04/12 - 05:34 - Caio Blinder, de Nova York
NOVA YORK - Dezenas de milhares de residentes de Mumbai saíram as ruas na quarta-feira para denunciar os atentados terroristas da semana passada, prestar solidariedade às vítimas e também para protestar contra o governo indiano pelo fiasco de seus serviços de segurança na prevenção e resposta aos ataques. Toda solidariedade às vítimas em Mumbai, esta cidade aberta, mas também vulnerável. É uma pena que na manifestação havia gente muito beligerante, pedindo retaliações aos gritos "morte ao Paquistão".
A cidade foi atacada e residentes com medo do terror se mostram capazes de desafiar o terrorismo, assim como o governo. É assim que é preciso proceder. Em situações de calamidade, governos têm a propensão de manipular o medo. Aconteceu nos EUA na sequência dos atentados do 11 de setembro.
Não se trata de minimizar o perigo ou rechaçar a necessidade de uma resposta vigorosa (e eficiente) à ameaça terrorista, mas de denunciar os excessos do governo na hora do sufoco. Claro que nunca é fácil encontrar um equilíbrio entre liberdades civis e segurança. O governo Bush usou os atentados como um pretexto para expandir os poderes do Executivo e intimidar a oposição desfraldando a bandeira do patriotismo.
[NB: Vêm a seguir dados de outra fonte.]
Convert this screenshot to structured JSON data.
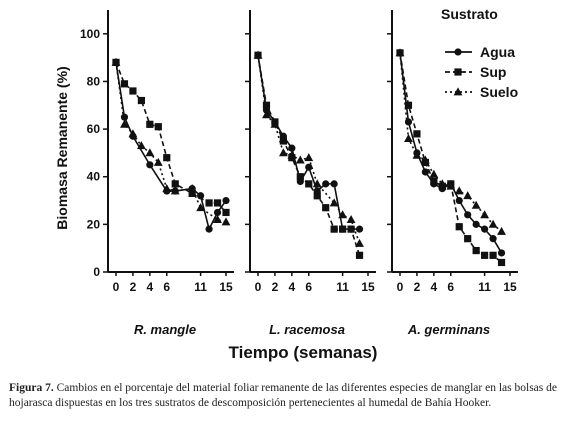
{
  "caption": {
    "label": "Figura 7.",
    "text": "Cambios en el porcentaje del material foliar remanente de las diferentes especies de manglar en las bolsas de hojarasca dispuestas en los tres sustratos de descomposición pertenecientes al humedal de Bahía Hooker."
  },
  "chart_data": {
    "type": "line",
    "ylabel": "Biomasa Remanente (%)",
    "xlabel": "Tiempo (semanas)",
    "ylim": [
      0,
      100
    ],
    "yticks": [
      0,
      20,
      40,
      60,
      80,
      100
    ],
    "x_tick_labels": [
      "0",
      "2",
      "4",
      "6",
      "11",
      "15"
    ],
    "legend": {
      "title": "Sustrato",
      "placement": "top-right",
      "entries": [
        "Agua",
        "Sup",
        "Suelo"
      ]
    },
    "panels": [
      {
        "title": "R. mangle",
        "series": [
          {
            "name": "Agua",
            "marker": "circle",
            "dash": "solid",
            "points": [
              [
                0,
                88
              ],
              [
                1,
                65
              ],
              [
                2,
                57
              ],
              [
                4,
                45
              ],
              [
                6,
                34
              ],
              [
                7,
                34
              ],
              [
                9,
                35
              ],
              [
                10,
                32
              ],
              [
                11,
                18
              ],
              [
                12,
                25
              ],
              [
                13,
                30
              ]
            ]
          },
          {
            "name": "Sup",
            "marker": "square",
            "dash": "dashed",
            "points": [
              [
                0,
                88
              ],
              [
                1,
                79
              ],
              [
                2,
                76
              ],
              [
                3,
                72
              ],
              [
                4,
                62
              ],
              [
                5,
                61
              ],
              [
                6,
                48
              ],
              [
                7,
                37
              ],
              [
                9,
                33
              ],
              [
                11,
                29
              ],
              [
                12,
                29
              ],
              [
                13,
                25
              ]
            ]
          },
          {
            "name": "Suelo",
            "marker": "triangle",
            "dash": "dotted",
            "points": [
              [
                0,
                88
              ],
              [
                1,
                62
              ],
              [
                2,
                58
              ],
              [
                3,
                53
              ],
              [
                4,
                50
              ],
              [
                5,
                46
              ],
              [
                6,
                35
              ],
              [
                7,
                34
              ],
              [
                9,
                35
              ],
              [
                10,
                27
              ],
              [
                12,
                22
              ],
              [
                13,
                21
              ]
            ]
          }
        ]
      },
      {
        "title": "L. racemosa",
        "series": [
          {
            "name": "Agua",
            "marker": "circle",
            "dash": "solid",
            "points": [
              [
                0,
                91
              ],
              [
                1,
                68
              ],
              [
                2,
                63
              ],
              [
                3,
                57
              ],
              [
                4,
                52
              ],
              [
                5,
                38
              ],
              [
                6,
                44
              ],
              [
                7,
                34
              ],
              [
                8,
                37
              ],
              [
                9,
                37
              ],
              [
                10,
                18
              ],
              [
                11,
                18
              ],
              [
                12,
                18
              ]
            ]
          },
          {
            "name": "Sup",
            "marker": "square",
            "dash": "dashed",
            "points": [
              [
                0,
                91
              ],
              [
                1,
                70
              ],
              [
                2,
                63
              ],
              [
                3,
                55
              ],
              [
                4,
                48
              ],
              [
                5,
                40
              ],
              [
                6,
                37
              ],
              [
                7,
                32
              ],
              [
                8,
                27
              ],
              [
                9,
                18
              ],
              [
                10,
                18
              ],
              [
                11,
                18
              ],
              [
                12,
                7
              ]
            ]
          },
          {
            "name": "Suelo",
            "marker": "triangle",
            "dash": "dotted",
            "points": [
              [
                0,
                91
              ],
              [
                1,
                66
              ],
              [
                2,
                62
              ],
              [
                3,
                50
              ],
              [
                4,
                49
              ],
              [
                5,
                47
              ],
              [
                6,
                48
              ],
              [
                7,
                37
              ],
              [
                9,
                29
              ],
              [
                10,
                24
              ],
              [
                11,
                22
              ],
              [
                12,
                12
              ]
            ]
          }
        ]
      },
      {
        "title": "A. germinans",
        "series": [
          {
            "name": "Agua",
            "marker": "circle",
            "dash": "solid",
            "points": [
              [
                0,
                92
              ],
              [
                1,
                63
              ],
              [
                2,
                50
              ],
              [
                3,
                42
              ],
              [
                4,
                37
              ],
              [
                5,
                35
              ],
              [
                6,
                37
              ],
              [
                7,
                30
              ],
              [
                8,
                24
              ],
              [
                9,
                20
              ],
              [
                10,
                18
              ],
              [
                11,
                14
              ],
              [
                12,
                8
              ]
            ]
          },
          {
            "name": "Sup",
            "marker": "square",
            "dash": "dashed",
            "points": [
              [
                0,
                92
              ],
              [
                1,
                70
              ],
              [
                2,
                58
              ],
              [
                3,
                46
              ],
              [
                4,
                38
              ],
              [
                5,
                36
              ],
              [
                6,
                37
              ],
              [
                7,
                19
              ],
              [
                8,
                14
              ],
              [
                9,
                9
              ],
              [
                10,
                7
              ],
              [
                11,
                7
              ],
              [
                12,
                4
              ]
            ]
          },
          {
            "name": "Suelo",
            "marker": "triangle",
            "dash": "dotted",
            "points": [
              [
                0,
                92
              ],
              [
                1,
                56
              ],
              [
                2,
                49
              ],
              [
                3,
                47
              ],
              [
                4,
                41
              ],
              [
                5,
                37
              ],
              [
                6,
                36
              ],
              [
                7,
                34
              ],
              [
                8,
                32
              ],
              [
                9,
                28
              ],
              [
                10,
                24
              ],
              [
                11,
                20
              ],
              [
                12,
                17
              ]
            ]
          }
        ]
      }
    ]
  }
}
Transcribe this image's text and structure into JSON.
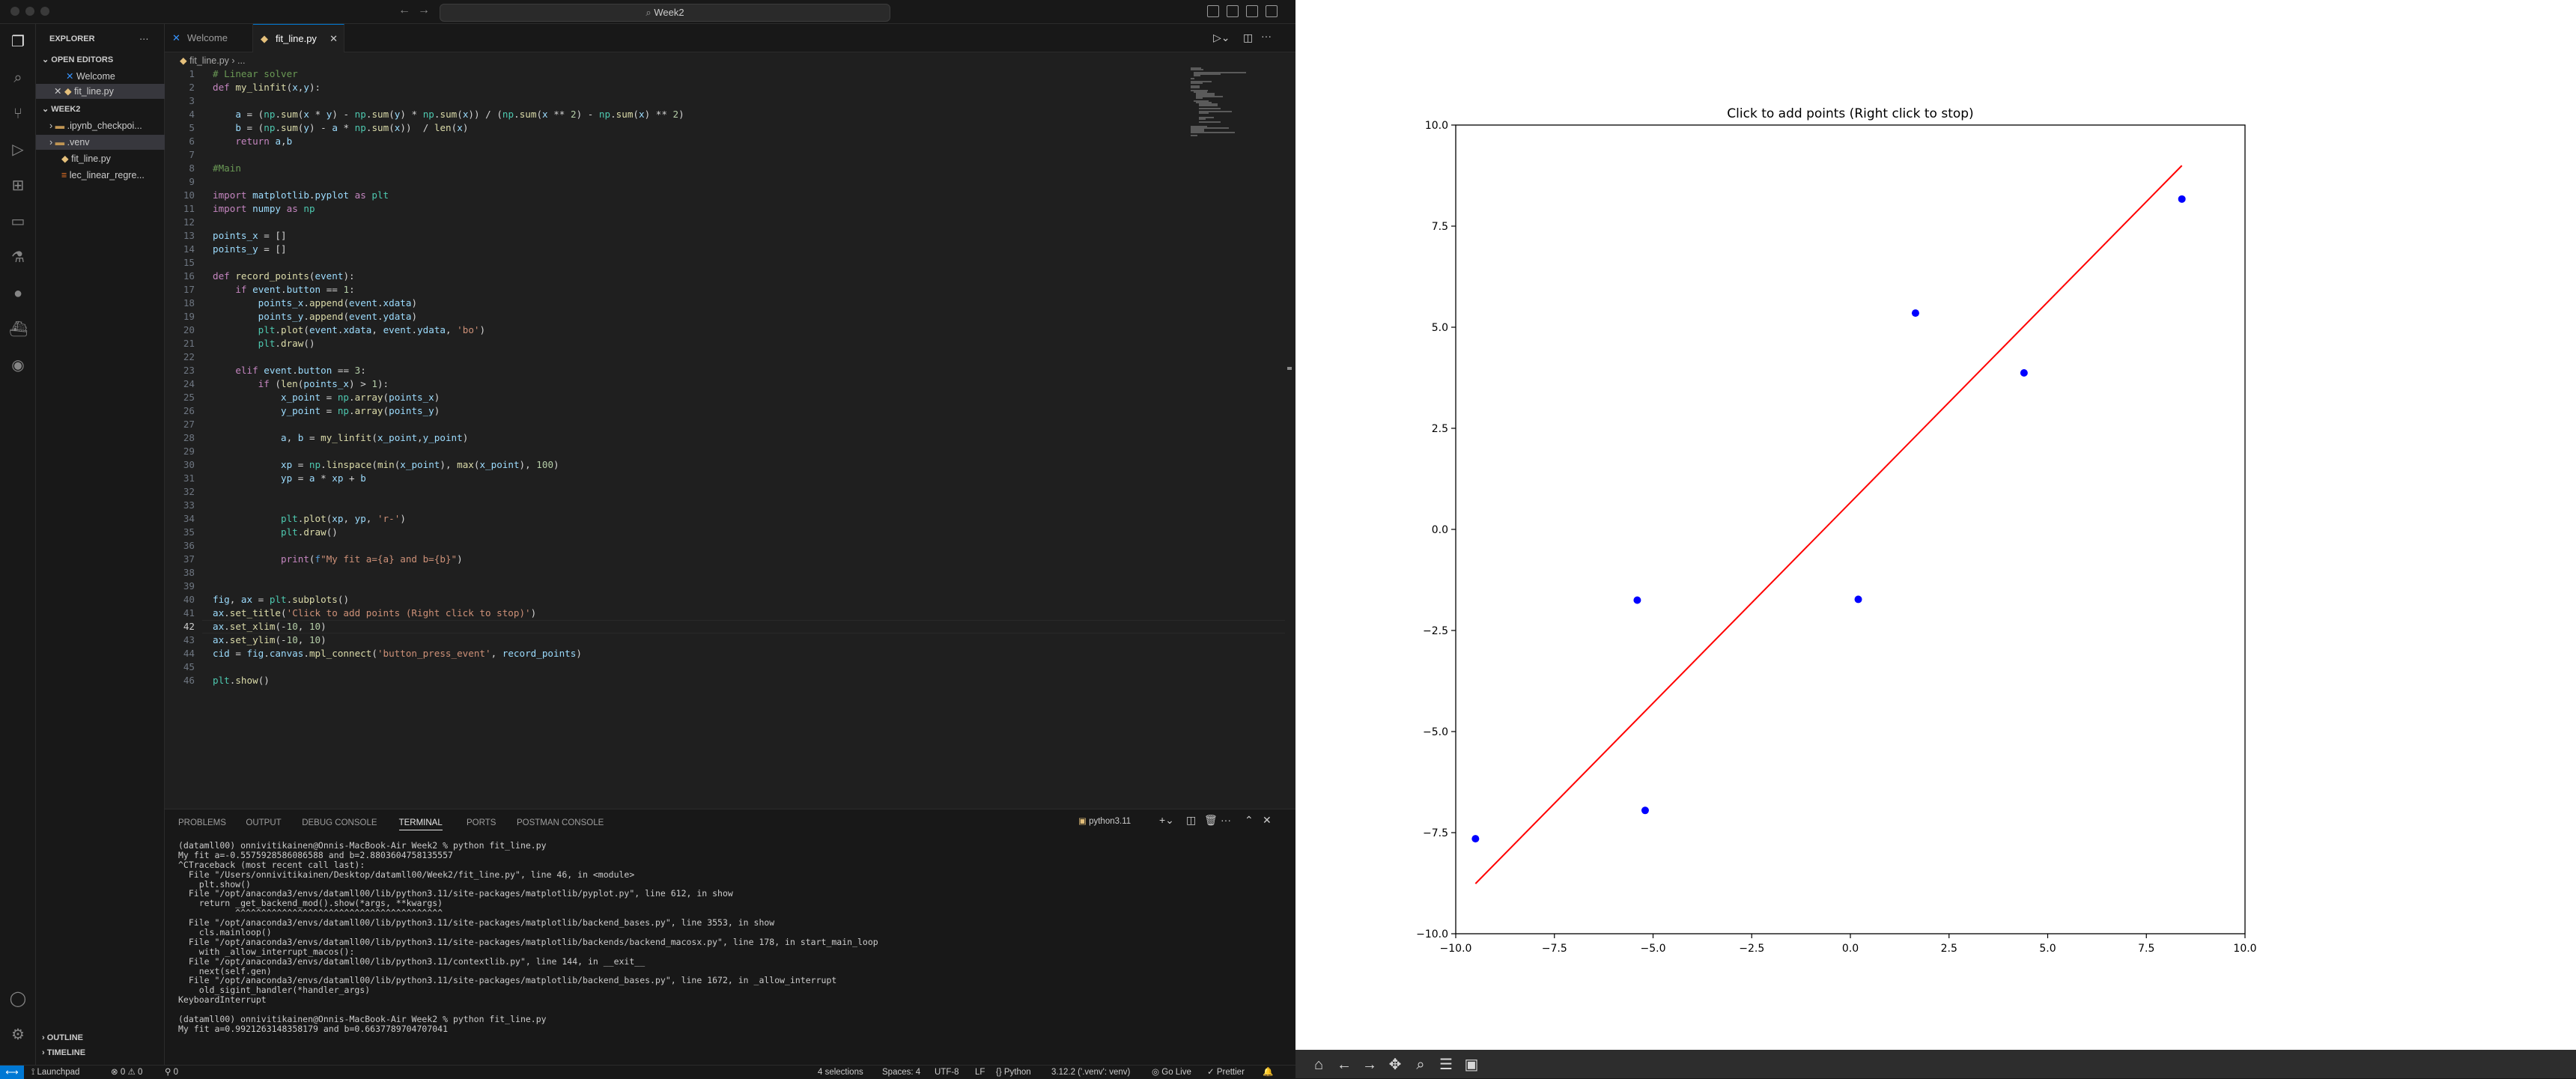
{
  "window": {
    "command_center": "Week2"
  },
  "sidebar": {
    "title": "EXPLORER",
    "open_editors_label": "OPEN EDITORS",
    "open_editors": [
      {
        "label": "Welcome"
      },
      {
        "label": "fit_line.py"
      }
    ],
    "folder_label": "WEEK2",
    "tree": [
      {
        "label": ".ipynb_checkpoi..."
      },
      {
        "label": ".venv"
      },
      {
        "label": "fit_line.py"
      },
      {
        "label": "lec_linear_regre..."
      }
    ],
    "outline_label": "OUTLINE",
    "timeline_label": "TIMELINE"
  },
  "tabs": [
    {
      "label": "Welcome"
    },
    {
      "label": "fit_line.py"
    }
  ],
  "breadcrumb": {
    "file": "fit_line.py",
    "rest": "..."
  },
  "editor": {
    "current_line": 42,
    "lines": [
      "# Linear solver",
      "def my_linfit(x,y):",
      "",
      "    a = (np.sum(x * y) - np.sum(y) * np.sum(x)) / (np.sum(x ** 2) - np.sum(x) ** 2)",
      "    b = (np.sum(y) - a * np.sum(x))  / len(x)",
      "    return a,b",
      "",
      "#Main",
      "",
      "import matplotlib.pyplot as plt",
      "import numpy as np",
      "",
      "points_x = []",
      "points_y = []",
      "",
      "def record_points(event):",
      "    if event.button == 1:",
      "        points_x.append(event.xdata)",
      "        points_y.append(event.ydata)",
      "        plt.plot(event.xdata, event.ydata, 'bo')",
      "        plt.draw()",
      "",
      "    elif event.button == 3:",
      "        if (len(points_x) > 1):",
      "            x_point = np.array(points_x)",
      "            y_point = np.array(points_y)",
      "",
      "            a, b = my_linfit(x_point,y_point)",
      "",
      "            xp = np.linspace(min(x_point), max(x_point), 100)",
      "            yp = a * xp + b",
      "",
      "",
      "            plt.plot(xp, yp, 'r-')",
      "            plt.draw()",
      "",
      "            print(f\"My fit a={a} and b={b}\")",
      "",
      "",
      "fig, ax = plt.subplots()",
      "ax.set_title('Click to add points (Right click to stop)')",
      "ax.set_xlim(-10, 10)",
      "ax.set_ylim(-10, 10)",
      "cid = fig.canvas.mpl_connect('button_press_event', record_points)",
      "",
      "plt.show()"
    ]
  },
  "panel": {
    "tabs": [
      "PROBLEMS",
      "OUTPUT",
      "DEBUG CONSOLE",
      "TERMINAL",
      "PORTS",
      "POSTMAN CONSOLE"
    ],
    "active_tab": "TERMINAL",
    "terminal_name": "python3.11",
    "terminal_lines": [
      "(datamll00) onnivitikainen@Onnis-MacBook-Air Week2 % python fit_line.py",
      "My fit a=-0.5575928586086588 and b=2.8803604758135557",
      "^CTraceback (most recent call last):",
      "  File \"/Users/onnivitikainen/Desktop/datamll00/Week2/fit_line.py\", line 46, in <module>",
      "    plt.show()",
      "  File \"/opt/anaconda3/envs/datamll00/lib/python3.11/site-packages/matplotlib/pyplot.py\", line 612, in show",
      "    return _get_backend_mod().show(*args, **kwargs)",
      "           ^^^^^^^^^^^^^^^^^^^^^^^^^^^^^^^^^^^^^^^^",
      "  File \"/opt/anaconda3/envs/datamll00/lib/python3.11/site-packages/matplotlib/backend_bases.py\", line 3553, in show",
      "    cls.mainloop()",
      "  File \"/opt/anaconda3/envs/datamll00/lib/python3.11/site-packages/matplotlib/backends/backend_macosx.py\", line 178, in start_main_loop",
      "    with _allow_interrupt_macos():",
      "  File \"/opt/anaconda3/envs/datamll00/lib/python3.11/contextlib.py\", line 144, in __exit__",
      "    next(self.gen)",
      "  File \"/opt/anaconda3/envs/datamll00/lib/python3.11/site-packages/matplotlib/backend_bases.py\", line 1672, in _allow_interrupt",
      "    old_sigint_handler(*handler_args)",
      "KeyboardInterrupt",
      "",
      "(datamll00) onnivitikainen@Onnis-MacBook-Air Week2 % python fit_line.py",
      "My fit a=0.9921263148358179 and b=0.6637789704707041",
      ""
    ]
  },
  "statusbar": {
    "launchpad": "Launchpad",
    "errors": "0",
    "warnings": "0",
    "ports": "0",
    "selections": "4 selections",
    "spaces": "Spaces: 4",
    "encoding": "UTF-8",
    "eol": "LF",
    "language": "Python",
    "interpreter": "3.12.2 ('.venv': venv)",
    "golive": "Go Live",
    "prettier": "Prettier"
  },
  "chart_data": {
    "type": "scatter",
    "title": "Click to add points (Right click to stop)",
    "xlim": [
      -10,
      10
    ],
    "ylim": [
      -10,
      10
    ],
    "xticks": [
      "−10.0",
      "−7.5",
      "−5.0",
      "−2.5",
      "0.0",
      "2.5",
      "5.0",
      "7.5",
      "10.0"
    ],
    "yticks": [
      "−10.0",
      "−7.5",
      "−5.0",
      "−2.5",
      "0.0",
      "2.5",
      "5.0",
      "7.5",
      "10.0"
    ],
    "points": [
      {
        "x": -9.5,
        "y": -7.65
      },
      {
        "x": -5.4,
        "y": -1.75
      },
      {
        "x": -5.2,
        "y": -6.95
      },
      {
        "x": 0.2,
        "y": -1.73
      },
      {
        "x": 1.65,
        "y": 5.35
      },
      {
        "x": 4.4,
        "y": 3.87
      },
      {
        "x": 8.4,
        "y": 8.17
      }
    ],
    "line": {
      "slope": 0.9921263148358179,
      "intercept": 0.6637789704707041,
      "x_from": -9.5,
      "x_to": 8.4
    },
    "point_color": "#0000ff",
    "line_color": "#ff0000"
  }
}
Um documentário em cartaz em Nova York, "The End of America" (adaptado do livro de Naomi Wolf) compara as ações do governo Bush aos lances que precederam o establecimento de ditaduras no século 20, como na Alemanha, Itália e Chile. Há exagero aqui. A manipulação do medo pelo governo não pode ser combatida com histerismo de que o Estado seja nosso inimigo. Uma sociedade saudável corrige seus excessos e o governo Obama irá se desfazer de vários detritos da era Bush, como a prisão de Guantánamo e o consentimento institucional da tortura.
No caso da Índia, que apesar de todas as males é uma democracia, uma reação automática das autoridades foi tentar canalizar a indignação popular contra o Paquistão, onde provavelmente houve apoio logístico e treinamento para os atentados da semana passada. Ë verdade que até agora as autoridades indianas calibraram esta resposta. Afinal das contas, um objetivo estratégico dos terroristas era justamente uma escalada das tensões entre os dois vizinhos nucleares.
As manifestações populares em Mumbai deveriam funcionar como um freio à escalada de tensões. Os manifestantes querem que o governo assuma suas próprias responsabilidades, não apenas responsabilizando o vizinho. O Paquistão é um país frágil e dividido. É vítima de terror (basta ver o caso do presidente Zardari, viúvo de Benazir Bhutto, morta em atentado há um ano quando estava em campanha eleitoral), mas também cúmplice pela incapacidade de controlar seus próprios extremistas islâmicos e mentores nos serviços de inteligência.
Esta perigosa crise no subcontinente indiano poderia servir como uma oportunidade para que a Índia forje uma aliança estratégica antiterror e pró-estabilidade na região com os setores da sociedade paquistanesa que não querem ser manipulados pelo medo.